Recognising Serious Incidents

Serious incidents don’t happen often, but when they do, we can identify them in a number of ways, including:

  • a report from a staff member which highlights a problem
  • information from clinical audits
  • feedback from a patient, carer or relative

We ask our staff to report all incidents, even if they didn’t cause any harm, to help us identify areas where we need to make improvements.

Investigating Serious Incidents

We have a strong process for investigating serious incidents, so that we can prevent them from happening again.

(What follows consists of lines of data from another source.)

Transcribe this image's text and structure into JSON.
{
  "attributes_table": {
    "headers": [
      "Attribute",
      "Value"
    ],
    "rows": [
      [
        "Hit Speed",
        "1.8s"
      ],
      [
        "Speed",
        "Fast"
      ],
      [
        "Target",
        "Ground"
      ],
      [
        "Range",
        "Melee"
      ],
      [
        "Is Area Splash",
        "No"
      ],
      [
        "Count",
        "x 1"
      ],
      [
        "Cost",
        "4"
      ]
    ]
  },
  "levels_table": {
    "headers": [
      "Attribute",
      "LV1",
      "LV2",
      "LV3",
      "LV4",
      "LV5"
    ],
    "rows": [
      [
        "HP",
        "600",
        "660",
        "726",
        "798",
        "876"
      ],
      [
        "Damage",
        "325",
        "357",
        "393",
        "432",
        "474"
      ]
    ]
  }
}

If an incident is reported and looks like it might be a serious incident, we will review it to look at:

  • what we know about the incident
  • if it appears to be a serious incident
  • how to investigate it
  • who will investigate it
  • how we will keep the patient, their carer, or their relatives informed about the investigation as part of our Duty of Candour.

The incident will then be investigated by a senior member of staff who has not previously been involved in the incident. They will usually:

  • review clinical records
  • collect statements from or interview staff members who had been involved in the incident
  • consider any other facts or documents, such as policies.

The senior member of staff will produce a report based on a template, to make sure that it includes all the information we need.

Sharing learning from Serious Incidents

When a serious incident report is finished, we will use its findings to write an action plan. The action plan helps us to change or improve the way we provide care, so that we can stop incident happening again.

It’s important that we share this learning with our teams so that similar problems don’t happen in different services. We share learning in lots of different ways:

  • in meetings
  • in training sessions
  • through departmental newsletters
  • in our internal communications, such as our staff e-bulletin, or our intranet

This helps our staff make improvements to our care across our Trust.

Our completed serious incident reports are also reviewed outside the Trust, as we share them with our Clinical Commissioning Groups (CCGs). Our CCGs help us to check that our investigations are thorough and robust, and that the actions that we have agreed are a reasonable response to the problem that caused the incident.